# Tesla Computer - Chinese Import - Tariffs



## Gordon87 (Mar 5, 2019)

https://www.reuters.com/article/us-...iff-exemption-for-model-3-brain-idUSKCN1S91ZX


----------



## GDN (Oct 30, 2017)

Interesting as Musk noted the new FSD HW was made by Samsung in Austin during the Autonomy day event.


----------



## Rajat Bhatia (Jul 17, 2018)

The chip is made at Samsung Austin, maybe the board comes from there?


----------



## tesla m3 (Mar 28, 2019)

The chip is made in the united states by Samsung, but the rest of it is assembled in China. Think of it like a computer - your CPU is just one component.


----------



## SR22pilot (Aug 16, 2018)

We have waited so long as technology has been exported that a lot of things just can’t be made in the US. It would be very expensive because you would be installing new technology and training workers. You never even make it to the point where wages are a factor.


----------



## GDN (Oct 30, 2017)

SR22pilot said:


> We have waited so long as technology has been exported that a lot of things just can't be made in the US. It would be very expensive because you would be installing new technology and training workers. You never even make it to the point where wages are a factor.

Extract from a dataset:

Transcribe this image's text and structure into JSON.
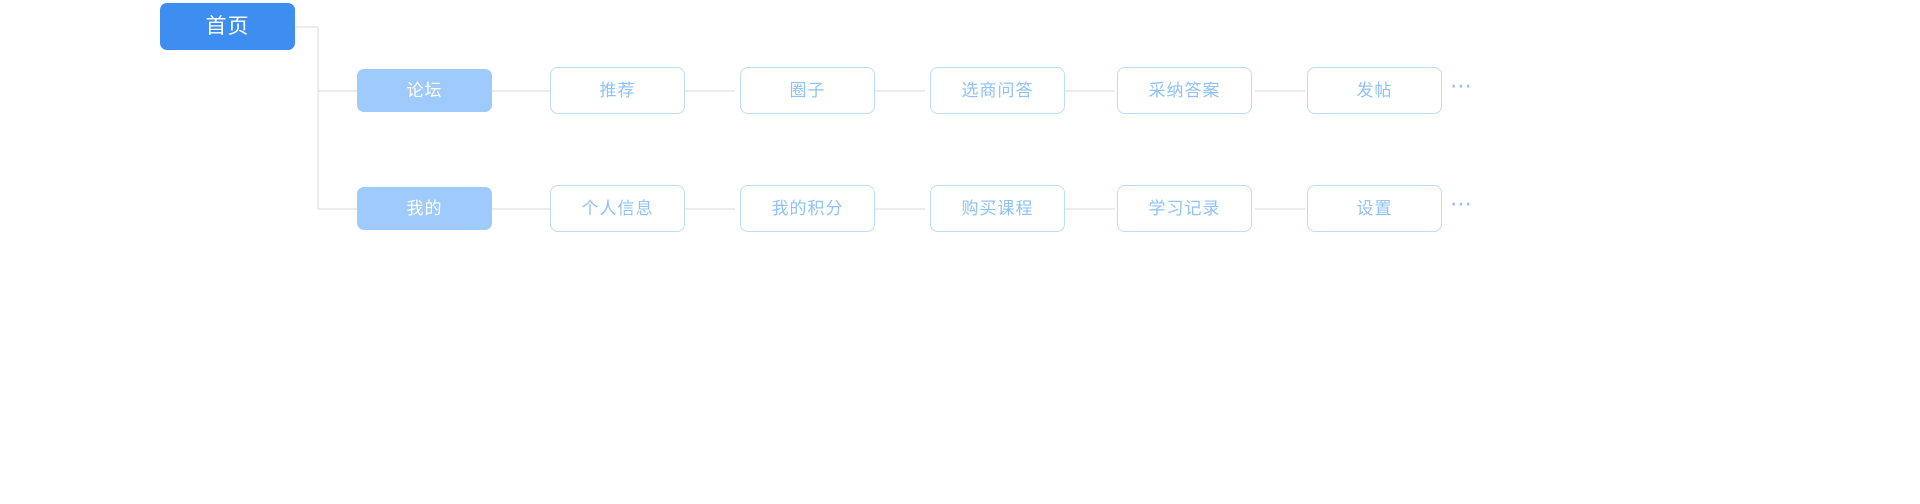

I'm not arguing that it will be more expensive, but we can sit back and have our asses owned by other countries or we can build it here and pay a little more for it. Some day we will get tough again and quit being owned by the rest of the world. I don't know what the capabilities of the new TI place will be, but they are trying. https://www.cor.net/Home/Components/News/News/4061/73

Some of the the overseas manufacturing may be more about the raw materials, but most of these boards are made in clean rooms by large assembly machines. There isn't that much human labor involved.


----------



## SR22pilot (Aug 16, 2018)

GDN said:


> I'm not arguing that it will be more expensive, but we can sit back and have our asses owned by other countries or we can build it here and pay a little more for it. Some day we will get tough again and quit being owned by the rest of the world. I don't know what the capabilities of the new TI place will be, but they are trying. https://www.cor.net/Home/Components/News/News/4061/73
> 
> Some of the the overseas manufacturing may be more about the raw materials, but most of these boards are made in clean rooms by large assembly machines. There isn't that much human labor involved.


Try actually making a TV here. The panel technology doesn't exist anymore. If you believe what you are saying then force TV's to be made in the US. All current TV's would disappear and we would suffer years of inferior product followed by TV's becoming decent but outrageously expensive. In maybe 10 years you might see something finally competitive on the world stage.

Instead, we can start by keeping technology here. Instead of fighting against Tesla, the government should be supporting a company that, at the moment, has a lead over the foreign competition. However, based on past history, EV's will be another area where we throw away a lead because we are short sighted.


----------